Sunday, January 19, 2014

V.C. Andrews

The television network Lifetime recently released Flowers in the Attic, their small screen adaptation of the book by the same name.

V.C. Andrews and her Dollanganger series were the first adult books I remember reading. I was around  11 when my grandma loaned me her copies of:
Flowers In The Attic
Petals on the Wind
IfThere Be Thorns
Seeds of Yesterday.

 There would be one more book in the series, but I was alone for that one, as my grandma had become ill around that time. V.C. Andrews had her own health problems which meant that said final Dollanganger book, Garden of Shadows, was completed by a ghost writer.   I was young and there was no internet back then so I didn't realize that she had died or that her books would continue but would be written by another.

I'm not sure if my grandma just really trusted me to be mature or if she had not gotten around to reading the books herself.   They don't seem like most grandmother's choices for a kid not even out of elementary school yet.  Still, whether she knew what she was doing or not, my grandma got me hooked.  For a good decade or so I read any V.C. Andrews book that came out.  Even once I finally realized she had gone and they were written by someone else.  They stayed someone true to her style.  Enough for me to eat them up.

Eventually I just lost interest.  Nothing against the original author.  Not even any real issues with the ghost writer.   Maybe my interests changed.  Maybe the books didn't have the same feel as the earlier ones.
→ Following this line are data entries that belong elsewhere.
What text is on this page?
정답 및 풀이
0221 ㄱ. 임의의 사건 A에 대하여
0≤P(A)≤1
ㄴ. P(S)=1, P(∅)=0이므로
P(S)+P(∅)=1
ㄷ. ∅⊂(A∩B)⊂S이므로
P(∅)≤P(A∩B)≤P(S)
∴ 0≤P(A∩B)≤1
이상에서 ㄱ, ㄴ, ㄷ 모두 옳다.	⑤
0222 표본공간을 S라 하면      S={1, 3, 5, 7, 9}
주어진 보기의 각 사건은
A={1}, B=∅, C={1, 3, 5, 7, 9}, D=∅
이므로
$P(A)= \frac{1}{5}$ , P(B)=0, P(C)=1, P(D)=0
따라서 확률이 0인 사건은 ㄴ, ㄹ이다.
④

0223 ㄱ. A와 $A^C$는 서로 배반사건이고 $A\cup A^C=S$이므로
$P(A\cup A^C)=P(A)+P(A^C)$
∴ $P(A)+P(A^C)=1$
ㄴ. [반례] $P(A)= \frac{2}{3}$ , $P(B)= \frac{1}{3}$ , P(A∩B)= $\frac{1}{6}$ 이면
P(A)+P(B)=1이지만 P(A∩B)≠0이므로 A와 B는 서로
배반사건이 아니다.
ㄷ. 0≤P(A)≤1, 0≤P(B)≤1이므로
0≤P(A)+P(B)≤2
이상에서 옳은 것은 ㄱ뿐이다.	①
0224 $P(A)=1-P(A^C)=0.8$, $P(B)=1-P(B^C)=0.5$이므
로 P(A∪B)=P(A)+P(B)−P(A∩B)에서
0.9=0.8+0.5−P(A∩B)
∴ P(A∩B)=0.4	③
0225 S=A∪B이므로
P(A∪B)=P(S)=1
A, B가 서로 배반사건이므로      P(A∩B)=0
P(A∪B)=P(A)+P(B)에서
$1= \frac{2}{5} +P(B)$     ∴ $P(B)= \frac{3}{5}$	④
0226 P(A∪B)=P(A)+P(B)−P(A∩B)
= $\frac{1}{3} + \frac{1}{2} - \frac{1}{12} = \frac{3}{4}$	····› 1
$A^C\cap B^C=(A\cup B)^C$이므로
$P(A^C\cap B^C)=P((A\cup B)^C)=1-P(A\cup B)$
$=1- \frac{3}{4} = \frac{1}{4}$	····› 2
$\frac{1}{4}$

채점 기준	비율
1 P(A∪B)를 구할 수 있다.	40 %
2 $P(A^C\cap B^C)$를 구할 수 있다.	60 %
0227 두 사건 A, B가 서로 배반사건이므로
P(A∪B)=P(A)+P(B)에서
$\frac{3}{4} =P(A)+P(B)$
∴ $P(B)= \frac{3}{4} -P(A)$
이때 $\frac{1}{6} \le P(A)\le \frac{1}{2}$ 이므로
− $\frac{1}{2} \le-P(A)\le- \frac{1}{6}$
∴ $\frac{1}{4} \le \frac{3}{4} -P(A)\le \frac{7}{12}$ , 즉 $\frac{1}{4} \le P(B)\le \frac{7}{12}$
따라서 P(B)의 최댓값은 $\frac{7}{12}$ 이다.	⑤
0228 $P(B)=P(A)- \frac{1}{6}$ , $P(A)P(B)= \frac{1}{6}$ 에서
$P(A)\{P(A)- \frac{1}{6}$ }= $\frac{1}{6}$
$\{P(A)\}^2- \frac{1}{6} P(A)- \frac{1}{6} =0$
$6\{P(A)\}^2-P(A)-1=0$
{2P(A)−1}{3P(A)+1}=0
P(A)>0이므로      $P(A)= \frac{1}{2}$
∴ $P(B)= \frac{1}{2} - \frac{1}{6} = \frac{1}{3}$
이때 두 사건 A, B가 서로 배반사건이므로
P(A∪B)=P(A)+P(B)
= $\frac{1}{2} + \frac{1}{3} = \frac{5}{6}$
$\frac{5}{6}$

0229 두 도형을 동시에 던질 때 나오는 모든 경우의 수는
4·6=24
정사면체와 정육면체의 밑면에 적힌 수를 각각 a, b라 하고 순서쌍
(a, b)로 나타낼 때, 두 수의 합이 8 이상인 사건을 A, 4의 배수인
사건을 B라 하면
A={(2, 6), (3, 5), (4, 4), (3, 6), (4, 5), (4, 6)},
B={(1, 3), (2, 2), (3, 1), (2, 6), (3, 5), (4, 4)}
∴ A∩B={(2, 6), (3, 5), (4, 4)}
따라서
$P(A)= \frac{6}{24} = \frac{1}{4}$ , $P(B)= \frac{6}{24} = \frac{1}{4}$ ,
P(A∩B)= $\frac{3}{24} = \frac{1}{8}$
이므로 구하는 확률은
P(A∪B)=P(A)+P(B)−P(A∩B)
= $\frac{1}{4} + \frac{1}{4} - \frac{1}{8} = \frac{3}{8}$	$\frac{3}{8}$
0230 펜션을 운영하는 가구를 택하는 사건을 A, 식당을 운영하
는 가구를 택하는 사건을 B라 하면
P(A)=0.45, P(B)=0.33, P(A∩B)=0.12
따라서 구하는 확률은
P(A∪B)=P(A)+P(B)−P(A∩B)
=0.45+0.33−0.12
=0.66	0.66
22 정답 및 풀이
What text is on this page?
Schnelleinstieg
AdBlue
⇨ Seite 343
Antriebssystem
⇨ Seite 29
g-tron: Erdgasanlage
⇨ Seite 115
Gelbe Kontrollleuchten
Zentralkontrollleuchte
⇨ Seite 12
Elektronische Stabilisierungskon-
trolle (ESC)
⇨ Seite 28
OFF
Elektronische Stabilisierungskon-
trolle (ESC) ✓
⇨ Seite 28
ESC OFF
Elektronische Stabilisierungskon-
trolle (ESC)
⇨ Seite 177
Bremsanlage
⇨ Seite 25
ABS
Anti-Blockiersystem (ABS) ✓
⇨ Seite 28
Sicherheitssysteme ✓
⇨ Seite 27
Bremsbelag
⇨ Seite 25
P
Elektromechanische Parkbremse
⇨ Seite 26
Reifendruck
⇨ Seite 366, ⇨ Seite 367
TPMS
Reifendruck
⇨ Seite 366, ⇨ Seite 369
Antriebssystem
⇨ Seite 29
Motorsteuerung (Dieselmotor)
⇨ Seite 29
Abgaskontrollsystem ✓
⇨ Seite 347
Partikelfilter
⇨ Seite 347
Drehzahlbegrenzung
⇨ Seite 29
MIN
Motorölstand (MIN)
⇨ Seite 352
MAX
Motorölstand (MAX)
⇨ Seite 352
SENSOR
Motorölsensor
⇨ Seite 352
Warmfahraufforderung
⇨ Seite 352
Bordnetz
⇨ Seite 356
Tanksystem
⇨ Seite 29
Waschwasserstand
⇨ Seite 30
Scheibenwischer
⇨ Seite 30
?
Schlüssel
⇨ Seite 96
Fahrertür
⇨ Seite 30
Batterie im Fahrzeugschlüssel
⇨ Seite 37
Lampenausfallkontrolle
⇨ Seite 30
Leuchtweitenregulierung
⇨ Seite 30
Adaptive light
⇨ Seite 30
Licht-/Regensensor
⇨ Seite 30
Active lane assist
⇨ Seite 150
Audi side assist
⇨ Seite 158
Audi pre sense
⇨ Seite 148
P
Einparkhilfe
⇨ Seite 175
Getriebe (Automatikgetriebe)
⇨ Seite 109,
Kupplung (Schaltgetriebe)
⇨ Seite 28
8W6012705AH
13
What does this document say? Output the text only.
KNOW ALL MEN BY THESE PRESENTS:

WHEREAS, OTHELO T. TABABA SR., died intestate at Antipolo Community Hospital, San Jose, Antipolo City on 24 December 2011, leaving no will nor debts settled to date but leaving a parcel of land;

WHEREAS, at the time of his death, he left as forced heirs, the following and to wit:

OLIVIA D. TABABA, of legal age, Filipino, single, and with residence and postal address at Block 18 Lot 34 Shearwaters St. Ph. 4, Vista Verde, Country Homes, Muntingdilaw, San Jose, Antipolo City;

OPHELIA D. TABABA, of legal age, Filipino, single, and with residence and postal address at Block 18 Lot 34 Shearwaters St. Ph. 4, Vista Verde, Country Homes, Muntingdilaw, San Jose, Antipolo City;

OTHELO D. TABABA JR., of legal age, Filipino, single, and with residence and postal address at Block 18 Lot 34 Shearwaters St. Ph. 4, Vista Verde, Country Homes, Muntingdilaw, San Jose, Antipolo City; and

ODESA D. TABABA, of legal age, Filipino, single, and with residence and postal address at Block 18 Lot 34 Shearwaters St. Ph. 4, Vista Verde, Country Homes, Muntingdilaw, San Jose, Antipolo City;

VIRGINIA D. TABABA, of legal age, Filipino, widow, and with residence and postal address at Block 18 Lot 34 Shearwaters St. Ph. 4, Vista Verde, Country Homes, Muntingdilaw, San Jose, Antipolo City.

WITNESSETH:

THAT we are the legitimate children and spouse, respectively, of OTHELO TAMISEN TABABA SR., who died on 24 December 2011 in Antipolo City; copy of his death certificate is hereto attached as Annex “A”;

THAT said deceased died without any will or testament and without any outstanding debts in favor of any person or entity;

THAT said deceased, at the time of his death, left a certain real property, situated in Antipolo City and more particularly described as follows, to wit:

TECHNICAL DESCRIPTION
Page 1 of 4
Then came news that Lifetime was producing the movie.  Flowers in the Attic had been adapted into a movie previously.  1987's Flowers in the Attic  was a flop.  Fans didn't like it.  General movie goers didn't flock to it.  Bad news for fans that it had gone so wrong since many of us had hoped that the whole series would become movies.  It seemed unlikely we'd ever see that.  With Lifetime it seems we might.

It makes me want to break out those old copies of the Flowers in the Attic series (no one I knew back in the day ever called it the Dollanganger series).  I think they're long gone.  There were read and read and read.  By me.  By friends.  I think by my grandma (that loaned turned into ownership as she told me to keep them).   Old mass market paperbacks don't hold up to much abuse.   Luckily for my Kindle, the  original V.C. Andrews series (Dollanganger) is the only one I feel I need to read and re-read.

However,  I did get one other V.C. Andrews book from my grandma, one that was not a part of any series, My Sweet Audrina.  That is the other V.C. Andrews book I have recommended to people over the years.